Complex numbers are an extension of the real number system, adding a dimension to it in the form of imaginary numbers. A complex number is usually expressed as \( z = a + bi \), where \( a \) is the real part and \( bi \) is the imaginary part. Here, \( i \) represents the imaginary unit with the property \( i^2 = -1 \).
It is crucial to understand that complex numbers can be represented on a plane called the complex plane. In this plane, the horizontal axis represents the real part, and the vertical axis represents the imaginary part. This representation enables a more comprehensive approach to solving equations that would otherwise not have solutions within the realm of real numbers.
The geometric interpretation of complex equations, such as the one in our exercise, aids in visualizing solutions. Each complex number corresponds to a unique point on this plane, making it easier to apply geometric reasoning.

Ellipses are defined as the set of points satisfying a particular geometrical condition. An ellipse can be thought of as stretched circles around its center, with two distinct axes: the major axis (the longest diameter) and the minor axis (the shortest diameter).
The standard definition of an ellipse involves the sum of the distances from any point on the ellipse to two fixed points, called foci, being constant.
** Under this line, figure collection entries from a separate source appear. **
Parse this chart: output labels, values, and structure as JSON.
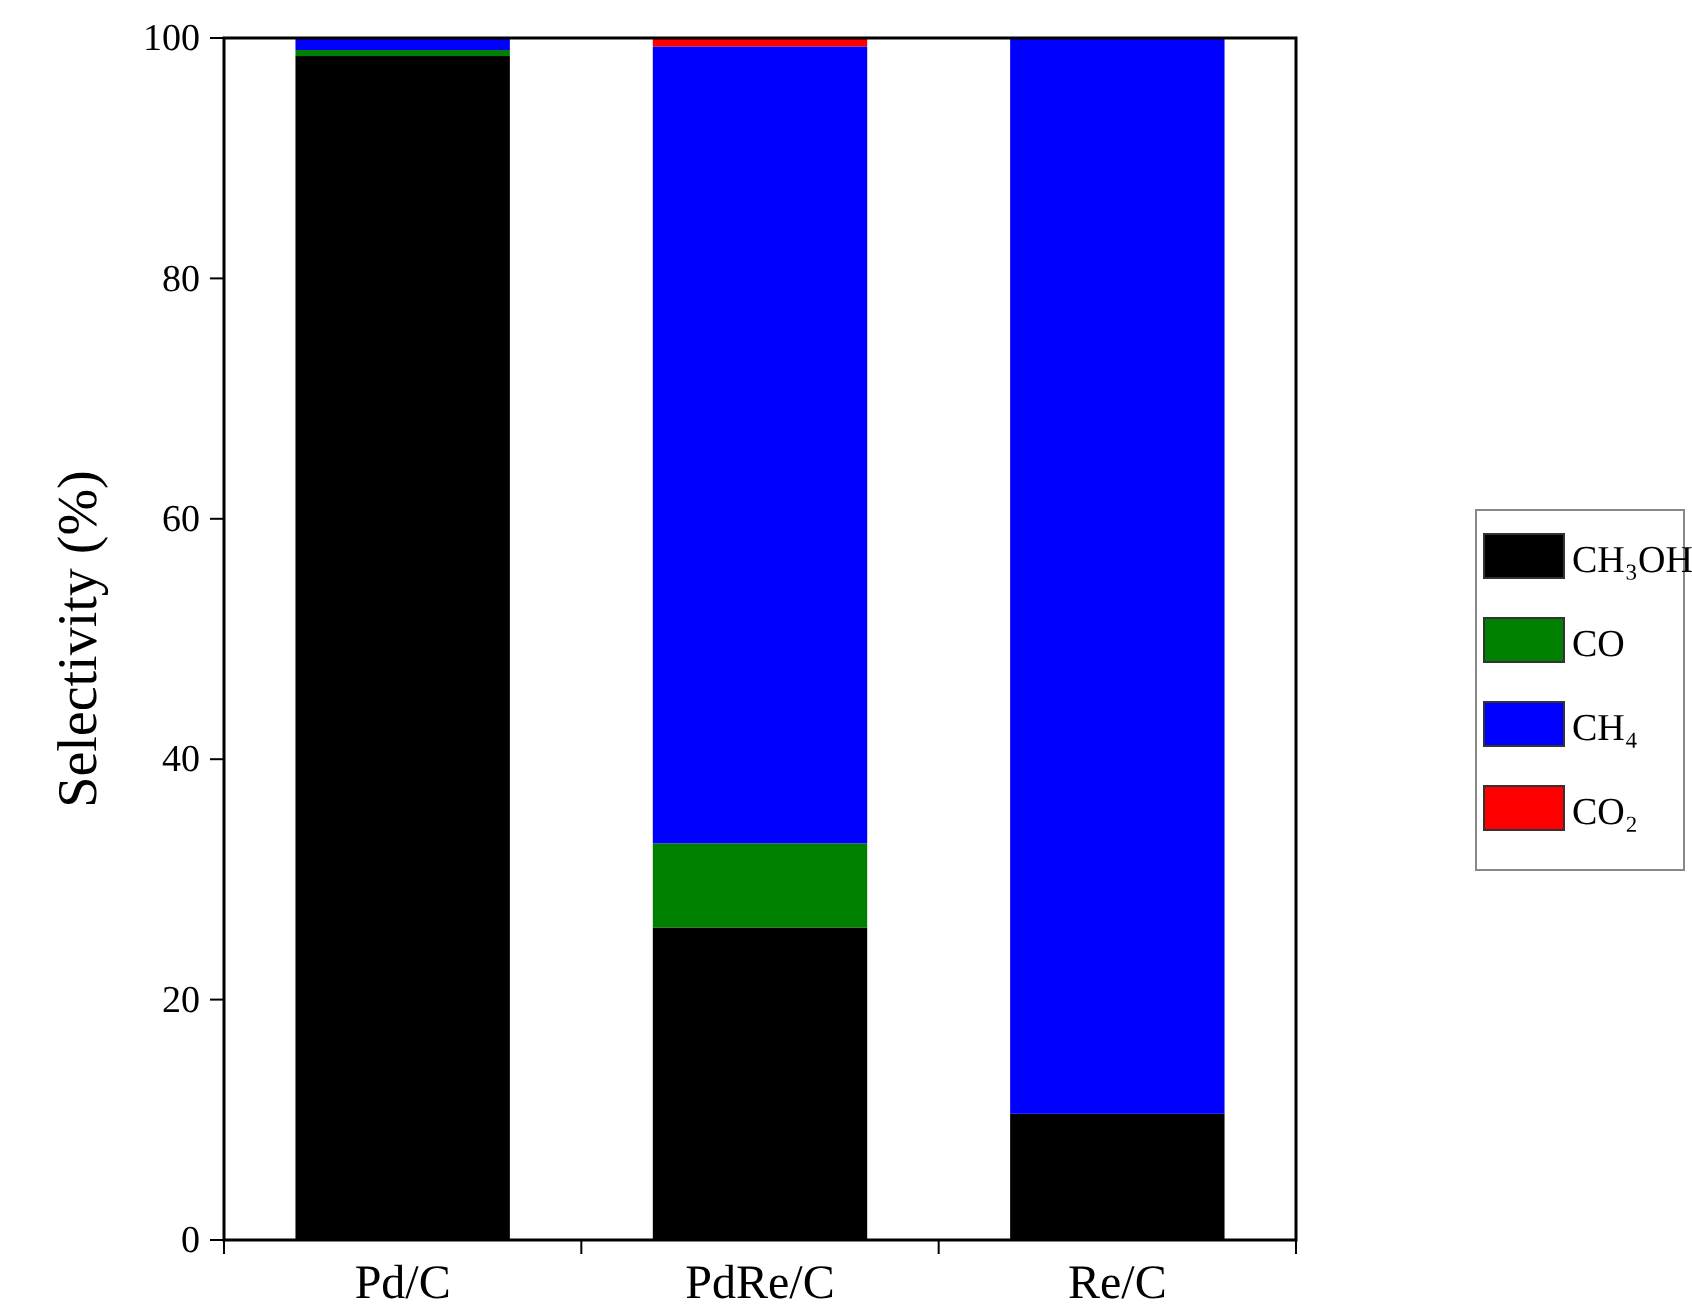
{
  "chart_data": {
    "type": "bar",
    "stacked": true,
    "ylabel": "Selectivity (%)",
    "categories": [
      "Pd/C",
      "PdRe/C",
      "Re/C"
    ],
    "ylim": [
      0,
      100
    ],
    "yticks": [
      0,
      20,
      40,
      60,
      80,
      100
    ],
    "legend": "right",
    "grid": false,
    "series": [
      {
        "name": "CH₃OH",
        "color": "#000000",
        "values": [
          98.5,
          26,
          10.5
        ]
      },
      {
        "name": "CO",
        "color": "#008000",
        "values": [
          0.5,
          7,
          0
        ]
      },
      {
        "name": "CH₄",
        "color": "#0000ff",
        "values": [
          1,
          66.3,
          89.5
        ]
      },
      {
        "name": "CO₂",
        "color": "#ff0000",
        "values": [
          0,
          0.7,
          0
        ]
      }
    ]
  }
}
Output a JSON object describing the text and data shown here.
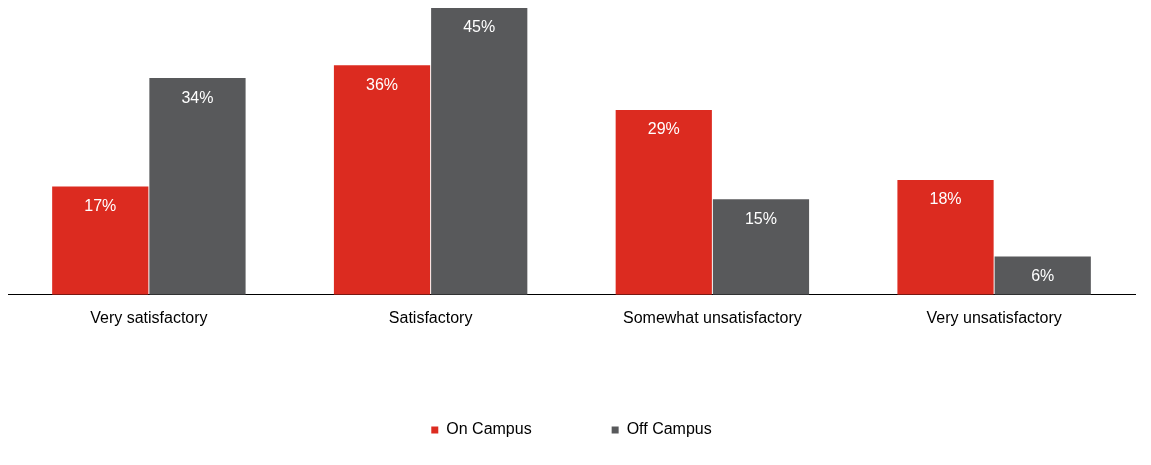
{
  "chart_data": {
    "type": "bar",
    "categories": [
      "Very satisfactory",
      "Satisfactory",
      "Somewhat unsatisfactory",
      "Very unsatisfactory"
    ],
    "series": [
      {
        "name": "On Campus",
        "color": "#dc2b20",
        "values": [
          17,
          36,
          29,
          18
        ],
        "value_labels": [
          "17%",
          "36%",
          "29%",
          "18%"
        ]
      },
      {
        "name": "Off Campus",
        "color": "#58595b",
        "values": [
          34,
          45,
          15,
          6
        ],
        "value_labels": [
          "34%",
          "45%",
          "15%",
          "6%"
        ]
      }
    ],
    "legend": "bottom"
  }
}
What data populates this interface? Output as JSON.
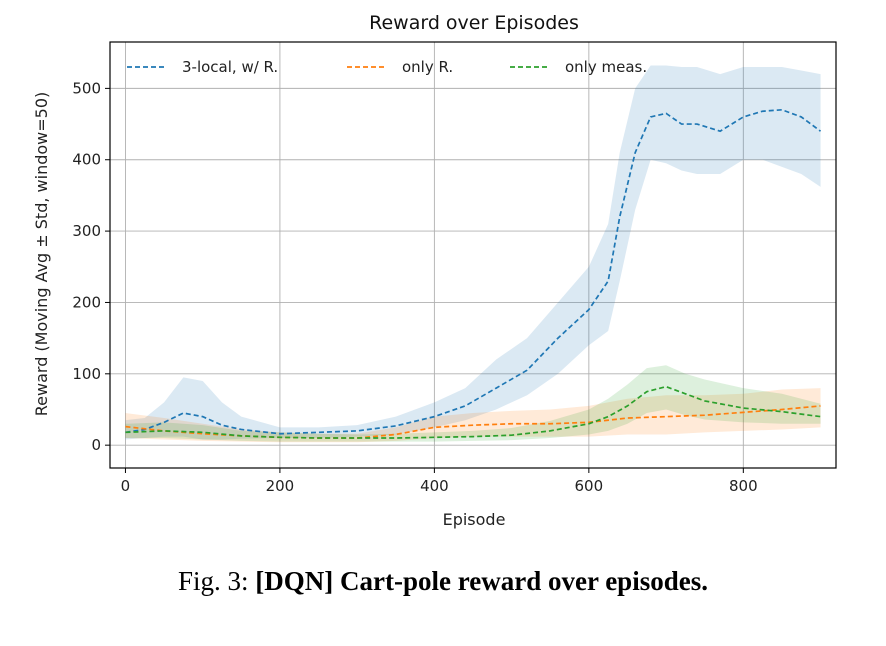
{
  "chart_data": {
    "type": "line",
    "title": "Reward over Episodes",
    "xlabel": "Episode",
    "ylabel": "Reward (Moving Avg ± Std, window=50)",
    "xlim": [
      -20,
      920
    ],
    "ylim": [
      -32,
      565
    ],
    "xticks": [
      0,
      200,
      400,
      600,
      800
    ],
    "yticks": [
      0,
      100,
      200,
      300,
      400,
      500
    ],
    "grid": true,
    "legend_position": "top, horizontal",
    "series": [
      {
        "name": "3-local, w/ R.",
        "color": "#1f77b4",
        "x": [
          0,
          25,
          50,
          75,
          100,
          125,
          150,
          200,
          250,
          300,
          350,
          400,
          440,
          480,
          520,
          560,
          600,
          625,
          640,
          660,
          680,
          700,
          720,
          740,
          770,
          800,
          825,
          850,
          875,
          900
        ],
        "mean": [
          18,
          22,
          32,
          45,
          40,
          28,
          22,
          16,
          18,
          20,
          27,
          40,
          55,
          80,
          105,
          150,
          190,
          230,
          320,
          410,
          460,
          465,
          450,
          450,
          440,
          460,
          468,
          470,
          460,
          440
        ],
        "lower": [
          8,
          10,
          12,
          12,
          8,
          8,
          9,
          10,
          10,
          12,
          15,
          25,
          35,
          50,
          70,
          100,
          140,
          160,
          230,
          330,
          400,
          395,
          385,
          380,
          380,
          400,
          400,
          390,
          380,
          362
        ],
        "upper": [
          35,
          38,
          60,
          95,
          90,
          60,
          40,
          25,
          25,
          28,
          40,
          60,
          80,
          120,
          150,
          200,
          250,
          310,
          410,
          500,
          532,
          532,
          530,
          530,
          520,
          530,
          530,
          530,
          525,
          520
        ]
      },
      {
        "name": "only R.",
        "color": "#ff7f0e",
        "x": [
          0,
          50,
          100,
          150,
          200,
          250,
          300,
          350,
          400,
          450,
          500,
          550,
          600,
          650,
          700,
          750,
          800,
          850,
          900
        ],
        "mean": [
          26,
          20,
          16,
          13,
          11,
          10,
          10,
          15,
          25,
          28,
          30,
          30,
          32,
          38,
          40,
          42,
          46,
          50,
          55
        ],
        "lower": [
          10,
          8,
          6,
          5,
          4,
          4,
          4,
          6,
          10,
          12,
          12,
          12,
          12,
          15,
          15,
          18,
          20,
          22,
          25
        ],
        "upper": [
          45,
          38,
          30,
          22,
          18,
          16,
          16,
          25,
          40,
          45,
          48,
          50,
          55,
          65,
          70,
          70,
          72,
          78,
          80
        ]
      },
      {
        "name": "only meas.",
        "color": "#2ca02c",
        "x": [
          0,
          50,
          100,
          150,
          200,
          250,
          300,
          350,
          400,
          450,
          500,
          550,
          600,
          625,
          650,
          675,
          700,
          725,
          750,
          800,
          850,
          900
        ],
        "mean": [
          18,
          20,
          18,
          13,
          11,
          10,
          10,
          10,
          11,
          12,
          14,
          20,
          30,
          40,
          55,
          75,
          82,
          72,
          62,
          52,
          47,
          40
        ],
        "lower": [
          10,
          10,
          8,
          6,
          5,
          5,
          5,
          5,
          5,
          6,
          7,
          10,
          15,
          20,
          30,
          45,
          50,
          42,
          36,
          32,
          30,
          30
        ],
        "upper": [
          30,
          32,
          28,
          20,
          18,
          16,
          15,
          16,
          18,
          20,
          24,
          34,
          50,
          65,
          85,
          108,
          112,
          100,
          92,
          80,
          72,
          58
        ]
      }
    ]
  },
  "caption": {
    "prefix": "Fig. 3: ",
    "bold": "[DQN] Cart-pole reward over episodes."
  }
}
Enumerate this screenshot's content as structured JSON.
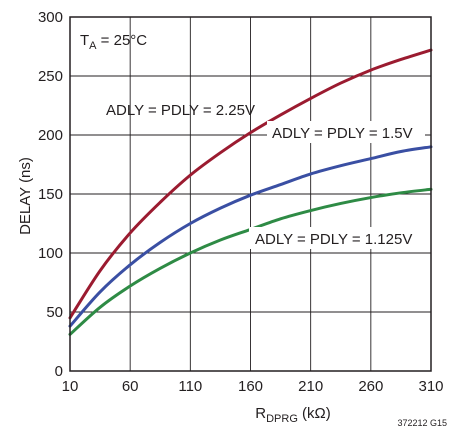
{
  "chart_data": {
    "type": "line",
    "title": "",
    "xlabel": {
      "main": "R",
      "sub": "DPRG",
      "unit": " (kΩ)"
    },
    "ylabel": "DELAY (ns)",
    "xlim": [
      10,
      310
    ],
    "ylim": [
      0,
      300
    ],
    "xticks": [
      10,
      60,
      110,
      160,
      210,
      260,
      310
    ],
    "yticks": [
      0,
      50,
      100,
      150,
      200,
      250,
      300
    ],
    "grid": true,
    "annotation_temp": {
      "main": "T",
      "sub": "A",
      "rest": " = 25°C"
    },
    "figure_id": "372212 G15",
    "series": [
      {
        "name": "ADLY = PDLY = 2.25V",
        "color": "#9b1b30",
        "x": [
          10,
          35,
          60,
          85,
          110,
          135,
          160,
          185,
          210,
          235,
          260,
          285,
          310
        ],
        "y": [
          45,
          85,
          117,
          143,
          166,
          185,
          202,
          217,
          231,
          244,
          255,
          264,
          272
        ]
      },
      {
        "name": "ADLY = PDLY = 1.5V",
        "color": "#3a4fa3",
        "x": [
          10,
          35,
          60,
          85,
          110,
          135,
          160,
          185,
          210,
          235,
          260,
          285,
          310
        ],
        "y": [
          38,
          67,
          90,
          109,
          125,
          138,
          149,
          158,
          167,
          174,
          180,
          186,
          190
        ]
      },
      {
        "name": "ADLY = PDLY = 1.125V",
        "color": "#2e8b45",
        "x": [
          10,
          35,
          60,
          85,
          110,
          135,
          160,
          185,
          210,
          235,
          260,
          285,
          310
        ],
        "y": [
          31,
          54,
          72,
          87,
          100,
          111,
          120,
          129,
          136,
          142,
          147,
          151,
          154
        ]
      }
    ]
  }
}
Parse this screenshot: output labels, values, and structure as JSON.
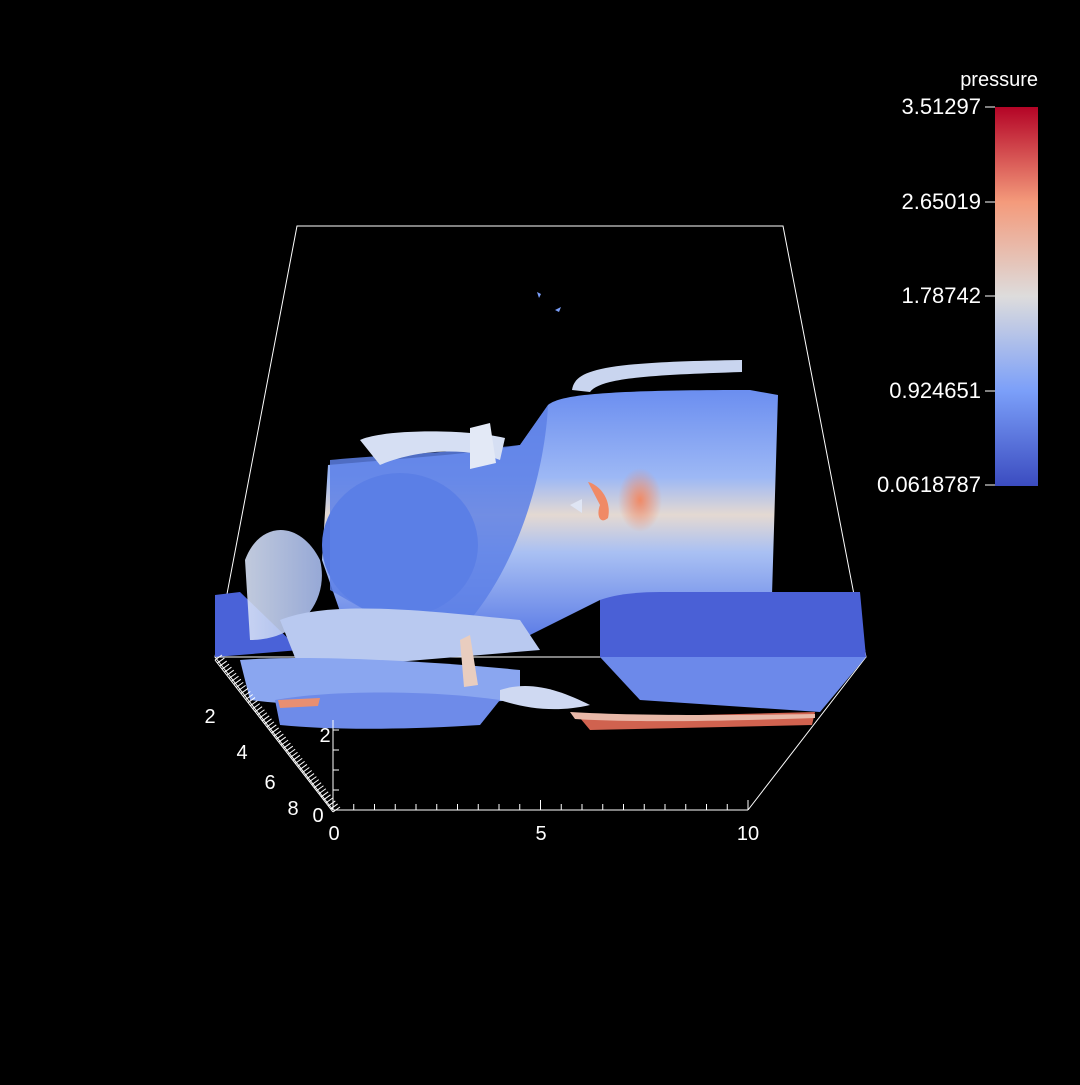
{
  "scalar_bar": {
    "title": "pressure",
    "ticks": [
      "3.51297",
      "2.65019",
      "1.78742",
      "0.924651",
      "0.0618787"
    ],
    "colors": [
      "#b40426",
      "#f49a7b",
      "#dddcdc",
      "#7b9ff9",
      "#3b4cc0"
    ]
  },
  "axes": {
    "x_ticks": [
      "0",
      "5",
      "10"
    ],
    "y_ticks": [
      "2",
      "4",
      "6",
      "8"
    ],
    "z_ticks": [
      "0",
      "2"
    ]
  },
  "background_color": "#000000"
}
This condition is represented in the form: the sum of distances from a point on the ellipse to two foci is equal to the length of the major axis.
In our original problem, the expression \(2|z + 3i| = |z - i|\) aligns with this definition. Here, the complex number point \( z \) must satisfy this constant distance ratio, implying an ellipse as the solution. The length of the major axis in this context is calculated as \(\frac{16}{3}\). This aligns with the known property that the distances from the foci to any point on an ellipse must satisfy the equation.

The modulus of a complex number \( z = a + bi \) is denoted as \(|z|\) and is a measure of its magnitude (distance from the origin on the complex plane). It is calculated using the formula \(|z| = \sqrt{a^2 + b^2}\), resembling the Pythagorean theorem.
In our problem, the modulus \(|z + a|\) implies measuring the distance between the point \( z \) and another complex number \( -a \). Similarly, \(|z - b|\) measures the distance from \( z \) to the complex number \( b \) in the plane.
By understanding the modulus, we can effectively resolve the exercise equation \(2|z + 3i| = |z - i|\), which describes a locus of points equidistantly scaled within a fixed ratio to two points. The modulus thus serves to enforce geometrical constraints, illustrating an ellipse's shape as formed by these distances.